WildBrain CPLG
- Logo used since 2020
- Formerly: Copyright Promotions Licensing Group (1974–2020)
- Type: Subsidiary
- Traded as: CPLG
- Founded: March 4, 1974; 52 years ago
- Headquarters: London, England
- Services: Brand licensing
- Parent: DIC Entertainment (2006–2008) Cookie Jar Group (2008–2012) WildBrain (2012–present)
- Website: cplg.com

= WildBrain CPLG =

Brand licensing agency

WildBrain CPLG (formerly Copyright Promotions Licensing Group, also known as CPLG) is a brand licensing agency founded on March 4, 1974. Headquartered in London, CPLG also operates offices in Paris, Barcelona, Milan, Amsterdam, Lisbon and Munich and has recently expanded its global reach by opening new offices in Toronto and Japan.

== History ==
=== Private licensing company (1974–2006) ===

Original logo used until 2020.

CPLG once represented licensors across three divisions: entertainment, sport, and design. Entertainment brands included Elvis, Spider-Man, Peanuts, World Wide Wrestling, Bob the Builder, Sesame Street, LazyTown, Star Trek, Felix the Cat, and Where's Waldo. England Rugby, England football, England Cricket as well as St Andrews Links and World Rally Championship are licensed under CPLG's Sport division. Design brands include Skelanimlas, Valerie Tabor Smith, Janneike Brinkman and Whatever It Takes.

=== DIC and Cookie Jar Group Subsidiary (2006–2012) ===
In 2006, CPLG was acquired by DIC Entertainment, which in turn, merged with Cookie Jar Group in 2008. The merger between Cookie Jar Group and DIC Entertainment was finalized when Cookie Jar Group paid US $31.5 million to cover outstanding equity with DIC. The total value of the deal was $87.6 million.
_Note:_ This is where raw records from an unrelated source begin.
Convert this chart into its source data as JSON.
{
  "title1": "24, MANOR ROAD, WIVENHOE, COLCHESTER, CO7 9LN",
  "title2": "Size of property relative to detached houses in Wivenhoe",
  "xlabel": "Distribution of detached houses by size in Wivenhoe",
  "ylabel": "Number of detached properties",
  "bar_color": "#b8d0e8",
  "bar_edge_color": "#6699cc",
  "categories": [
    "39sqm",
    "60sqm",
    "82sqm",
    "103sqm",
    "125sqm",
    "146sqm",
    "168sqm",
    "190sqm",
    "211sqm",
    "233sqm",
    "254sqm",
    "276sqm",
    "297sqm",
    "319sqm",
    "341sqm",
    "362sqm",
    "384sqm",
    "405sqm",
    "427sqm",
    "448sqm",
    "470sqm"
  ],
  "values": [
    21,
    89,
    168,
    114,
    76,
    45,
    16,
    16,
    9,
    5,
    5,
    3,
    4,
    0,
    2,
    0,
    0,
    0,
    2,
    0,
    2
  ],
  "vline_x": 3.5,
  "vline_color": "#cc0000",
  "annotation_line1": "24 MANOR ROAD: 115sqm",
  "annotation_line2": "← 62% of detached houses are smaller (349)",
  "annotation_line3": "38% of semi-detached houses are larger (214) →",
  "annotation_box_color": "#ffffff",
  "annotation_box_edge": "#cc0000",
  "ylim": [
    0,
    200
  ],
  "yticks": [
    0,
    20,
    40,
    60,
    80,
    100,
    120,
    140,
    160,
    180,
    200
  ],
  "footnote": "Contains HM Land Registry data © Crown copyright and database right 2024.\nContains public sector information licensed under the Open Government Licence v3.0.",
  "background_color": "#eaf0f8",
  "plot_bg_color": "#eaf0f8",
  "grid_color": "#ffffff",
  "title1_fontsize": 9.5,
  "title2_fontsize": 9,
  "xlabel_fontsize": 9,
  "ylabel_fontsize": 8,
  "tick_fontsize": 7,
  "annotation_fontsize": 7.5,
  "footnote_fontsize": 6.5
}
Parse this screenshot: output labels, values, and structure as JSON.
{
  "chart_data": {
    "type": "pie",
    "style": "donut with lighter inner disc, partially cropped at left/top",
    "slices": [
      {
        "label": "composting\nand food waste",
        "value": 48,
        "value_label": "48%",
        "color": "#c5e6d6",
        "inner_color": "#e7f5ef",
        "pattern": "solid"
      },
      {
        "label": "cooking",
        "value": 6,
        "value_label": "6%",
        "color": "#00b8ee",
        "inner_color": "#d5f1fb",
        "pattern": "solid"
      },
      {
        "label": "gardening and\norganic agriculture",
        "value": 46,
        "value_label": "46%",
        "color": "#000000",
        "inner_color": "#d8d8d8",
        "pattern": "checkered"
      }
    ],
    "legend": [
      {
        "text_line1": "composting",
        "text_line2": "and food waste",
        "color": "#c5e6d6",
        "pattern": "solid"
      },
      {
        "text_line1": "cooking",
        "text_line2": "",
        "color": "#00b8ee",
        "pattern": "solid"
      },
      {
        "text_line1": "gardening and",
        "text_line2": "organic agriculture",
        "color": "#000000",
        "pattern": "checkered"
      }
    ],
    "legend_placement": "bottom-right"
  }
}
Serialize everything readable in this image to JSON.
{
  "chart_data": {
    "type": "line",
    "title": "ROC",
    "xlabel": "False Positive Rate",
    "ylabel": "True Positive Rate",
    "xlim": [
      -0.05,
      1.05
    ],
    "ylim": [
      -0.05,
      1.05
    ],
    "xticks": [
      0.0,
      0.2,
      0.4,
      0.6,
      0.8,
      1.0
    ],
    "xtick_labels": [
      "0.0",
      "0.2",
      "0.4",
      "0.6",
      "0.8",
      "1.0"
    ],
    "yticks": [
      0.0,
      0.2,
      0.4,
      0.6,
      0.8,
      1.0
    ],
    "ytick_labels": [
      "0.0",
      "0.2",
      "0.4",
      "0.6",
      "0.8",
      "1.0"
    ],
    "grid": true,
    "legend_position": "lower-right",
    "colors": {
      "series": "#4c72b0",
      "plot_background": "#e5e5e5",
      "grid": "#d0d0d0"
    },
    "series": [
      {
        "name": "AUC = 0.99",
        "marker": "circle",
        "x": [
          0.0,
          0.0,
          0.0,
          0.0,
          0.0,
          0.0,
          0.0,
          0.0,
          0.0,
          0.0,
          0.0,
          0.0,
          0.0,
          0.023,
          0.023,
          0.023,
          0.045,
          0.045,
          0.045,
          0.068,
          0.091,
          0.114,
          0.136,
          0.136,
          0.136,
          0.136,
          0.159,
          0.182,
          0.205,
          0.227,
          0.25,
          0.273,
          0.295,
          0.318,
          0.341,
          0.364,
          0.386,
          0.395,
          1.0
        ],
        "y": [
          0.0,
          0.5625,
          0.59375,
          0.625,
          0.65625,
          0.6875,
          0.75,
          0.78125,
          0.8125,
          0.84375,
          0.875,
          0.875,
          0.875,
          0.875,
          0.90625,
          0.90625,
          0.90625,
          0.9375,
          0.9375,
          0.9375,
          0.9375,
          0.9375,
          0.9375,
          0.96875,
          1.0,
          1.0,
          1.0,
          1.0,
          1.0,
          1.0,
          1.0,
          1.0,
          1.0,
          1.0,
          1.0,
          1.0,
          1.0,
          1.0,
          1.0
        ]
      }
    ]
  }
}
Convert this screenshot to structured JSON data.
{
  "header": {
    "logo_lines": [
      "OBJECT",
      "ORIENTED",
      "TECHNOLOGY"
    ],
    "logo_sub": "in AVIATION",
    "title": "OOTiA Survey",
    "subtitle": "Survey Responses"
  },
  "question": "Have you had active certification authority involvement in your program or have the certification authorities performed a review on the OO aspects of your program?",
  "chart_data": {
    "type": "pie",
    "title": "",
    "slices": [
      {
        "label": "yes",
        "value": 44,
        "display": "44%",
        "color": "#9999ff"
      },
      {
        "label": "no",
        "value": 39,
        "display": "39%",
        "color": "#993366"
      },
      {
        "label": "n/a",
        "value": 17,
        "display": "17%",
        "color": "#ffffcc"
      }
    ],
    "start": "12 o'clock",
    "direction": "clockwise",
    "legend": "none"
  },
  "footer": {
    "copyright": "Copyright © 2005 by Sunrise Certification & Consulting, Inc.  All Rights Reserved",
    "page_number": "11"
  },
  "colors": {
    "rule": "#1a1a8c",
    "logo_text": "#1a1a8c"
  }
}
=== DHX Media/WildBrain Subsidiary (2012–present) ===
In October 2012, CPLG's parent company, Cookie Jar Group, was acquired by fellow Canadian media company DHX Media (today WildBrain), with ownership of CPLG shifting to that company.

In 2020, after the rebranding of DHX to WildBrain, CPLG was renamed WildBrain CPLG.